Heródoto Barbeiro (*)
O líder está acostumado com a multidão.
Em todo lugar que se apresenta, grupos de apoiadores se aglomeram para participar de carreatas desde o aeroporto até o local do evento. Muitos se contentam com uma foto, um aperto de mão, ou quem sabe um abraço do líder. Afinal, ele promete, desde o início do mandato, arrumar a casa e melhorar a vida da população. Os políticos se aglomeram atrás da figura do presidente, se empurram, trocam cotoveladas e sorriem sem motivo algum.
Querem aparecer ao lado do líder na televisão e na cobertura do evento na mídia nacional. Os caciques políticos, chefes políticos regionais, estão atentos para o nível de popularidade do presidente, e ficarão ao lado dele enquanto isso render votos na próxima eleição e favores e verbas que têm origem no bolso da população, mas são acumuladas nos cofres de Brasília. Ninguém abre mão do dinheiro para obras não tão públicas, vez por outra, favorecendo os caciques locais.
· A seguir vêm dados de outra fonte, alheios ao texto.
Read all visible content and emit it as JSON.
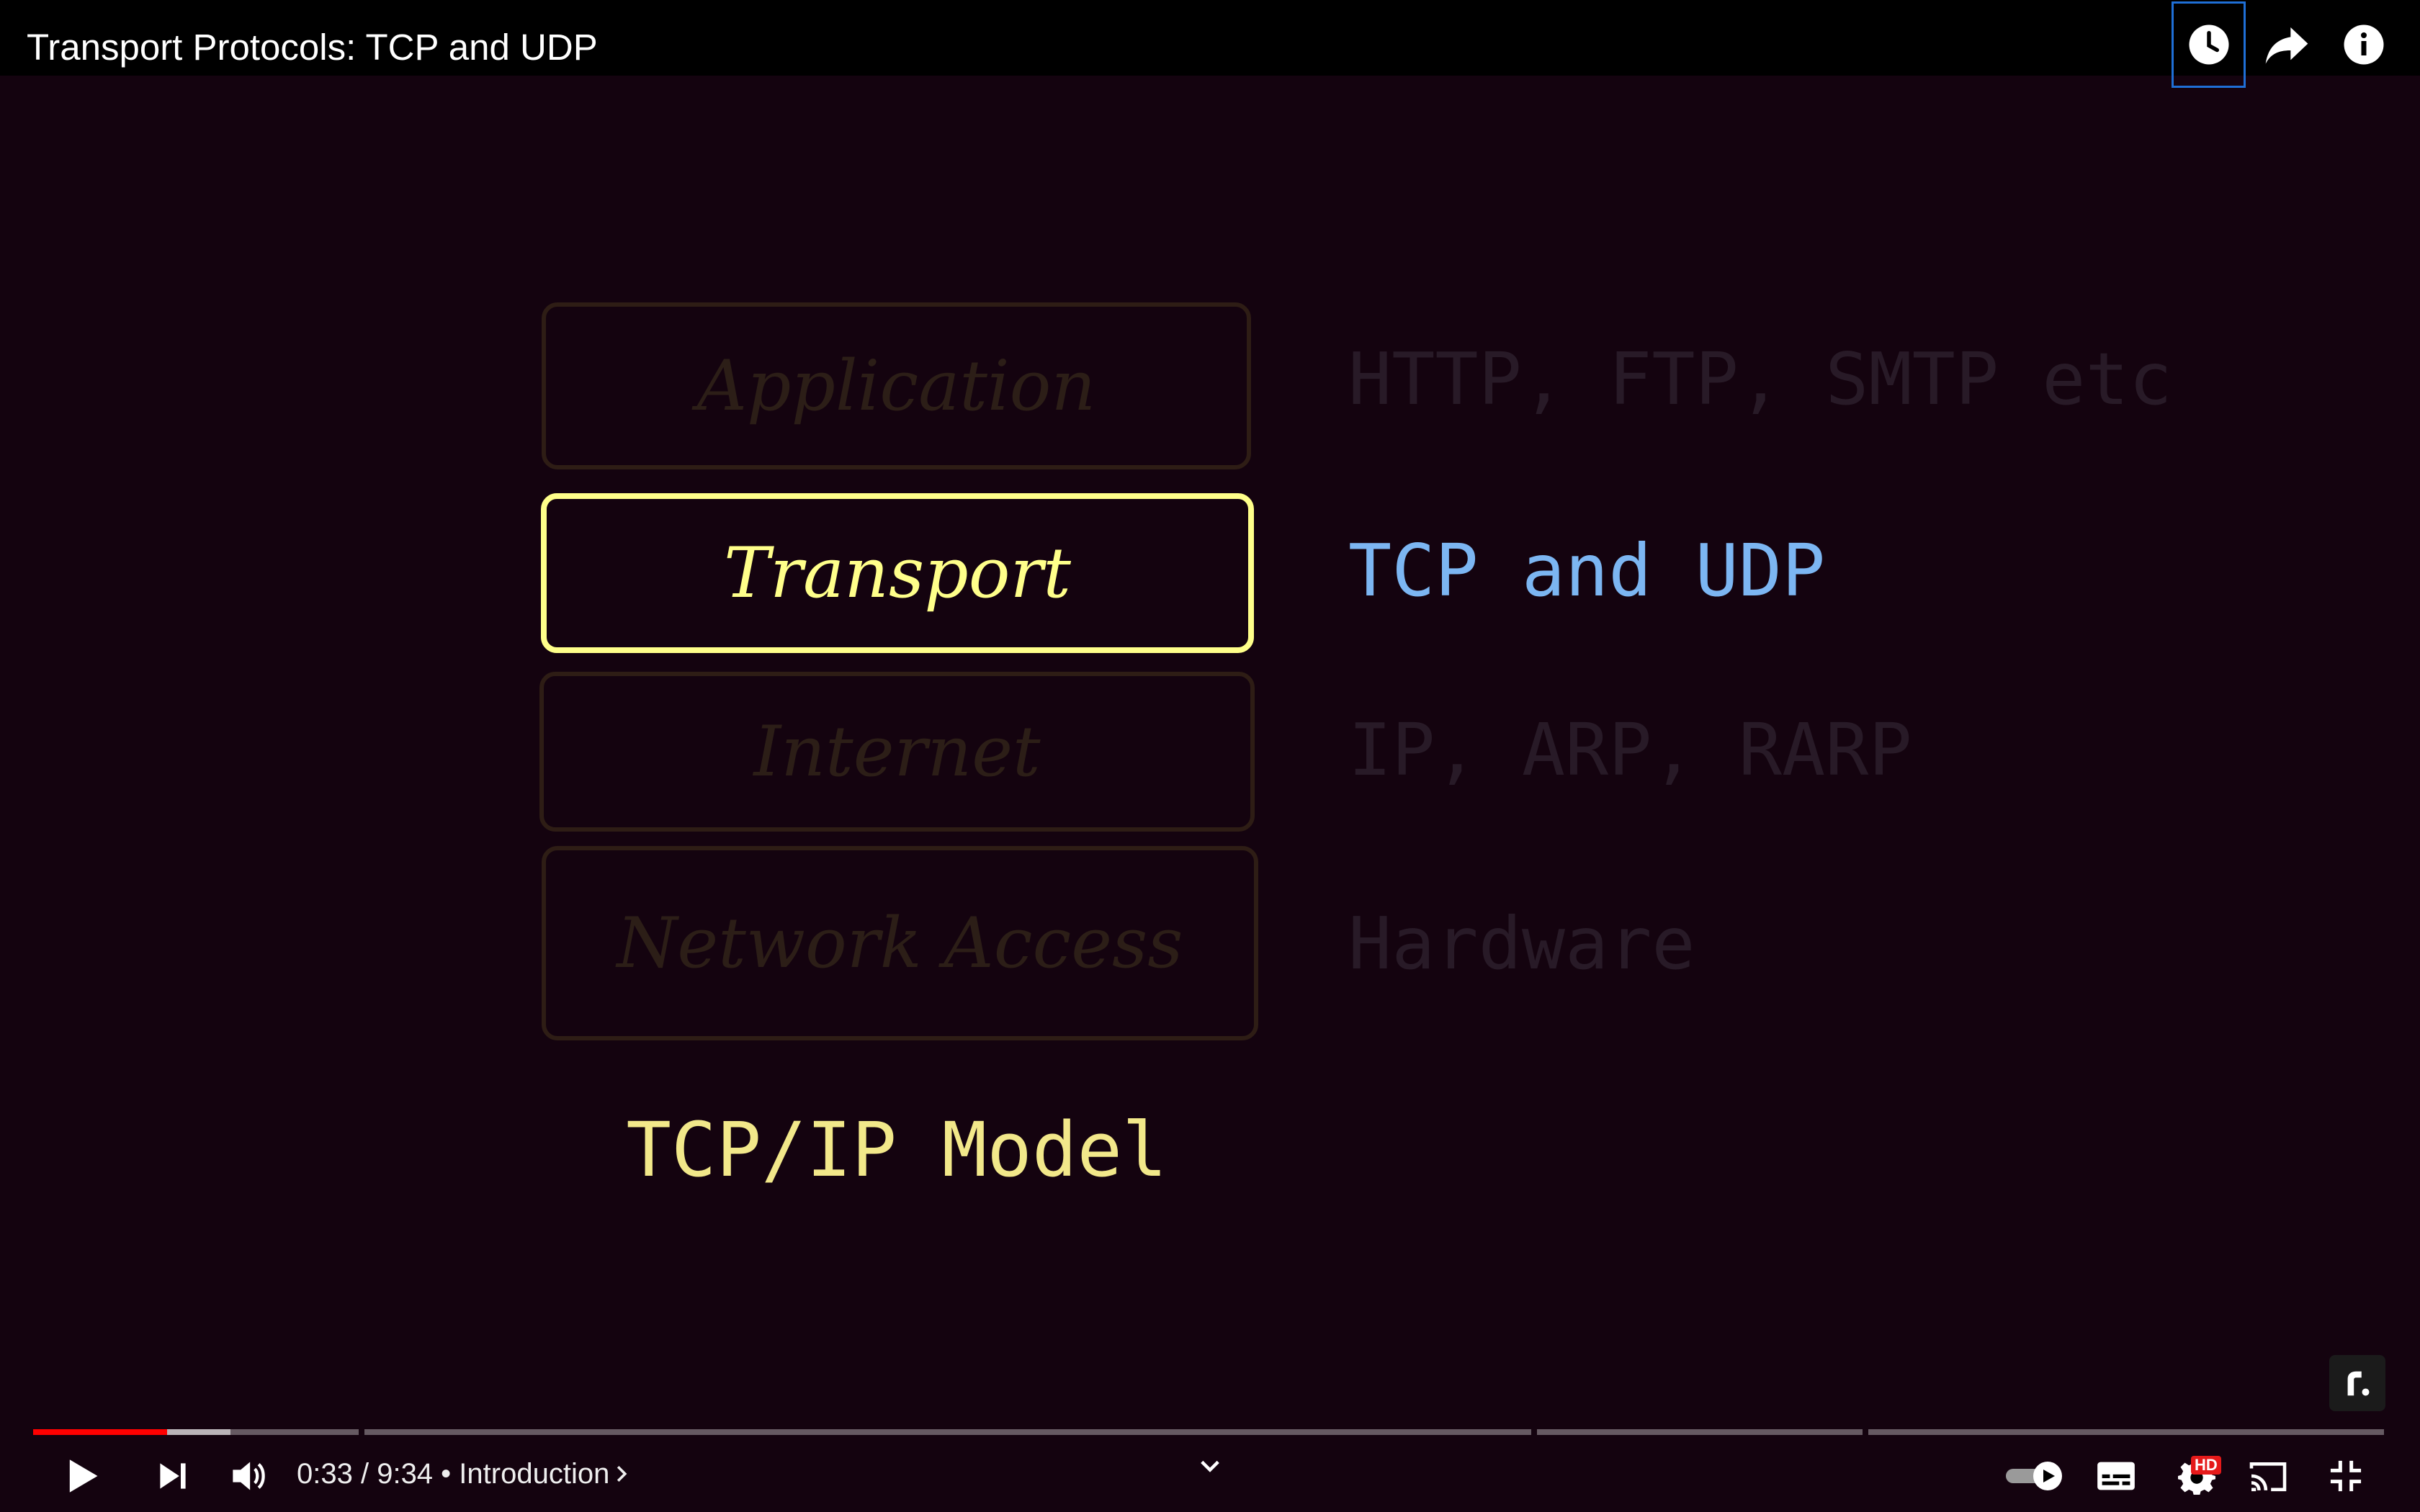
{
  "player": {
    "title": "Transport Protocols: TCP and UDP"
  },
  "slide": {
    "layers": [
      {
        "name": "Application",
        "protocols": "HTTP, FTP, SMTP etc",
        "highlighted": false
      },
      {
        "name": "Transport",
        "protocols": "TCP and UDP",
        "highlighted": true
      },
      {
        "name": "Internet",
        "protocols": "IP, ARP, RARP",
        "highlighted": false
      },
      {
        "name": "Network Access",
        "protocols": "Hardware",
        "highlighted": false
      }
    ],
    "caption": "TCP/IP Model",
    "colors": {
      "background": "#14030f",
      "highlight_box": "#ffff8a",
      "highlight_text": "#7cb6f2",
      "caption": "#f2e88a",
      "dimmed": "#2c1e17"
    }
  },
  "controls": {
    "current_time": "0:33",
    "duration": "9:34",
    "separator": " / ",
    "bullet": " • ",
    "chapter": "Introduction",
    "progress_fraction": 0.057,
    "buffered_fraction": 0.027,
    "hd_badge": "HD",
    "play_state": "paused",
    "autoplay": "on",
    "icons": [
      "play-icon",
      "next-icon",
      "volume-icon",
      "chevron-down-icon",
      "autoplay-toggle-icon",
      "subtitles-icon",
      "settings-gear-icon",
      "cast-icon",
      "exit-fullscreen-icon",
      "watch-later-icon",
      "share-icon",
      "info-icon"
    ]
  }
}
A inflação não dá trégua. As promessas de ter o carrinho do supermercado cheio não se concretizam. Não basta popularidade, a população precisa sentir que pode comprar mais com o mesmo salário que recebe. Os técnicos do Ministério da Fazenda argumentam que a inflação no Brasil é sistêmica, isto é, vem de erros do passado que se acumularam.
Governo nenhum quer ser responsável por aplicar remédio amargo, uma vez que isso tem repercussões políticas imediatas. Há quem defenda que a saída é abater a inflação com um choque na economia, o uso de uma bala de prata capaz de prostrar o dragão inflacionário na tumba. Há inúmeros exemplos de reformas econômicas e financeiras no mundo, mas consolidadas em países com democracia consolidada, com Parlamento forte e boa base popular.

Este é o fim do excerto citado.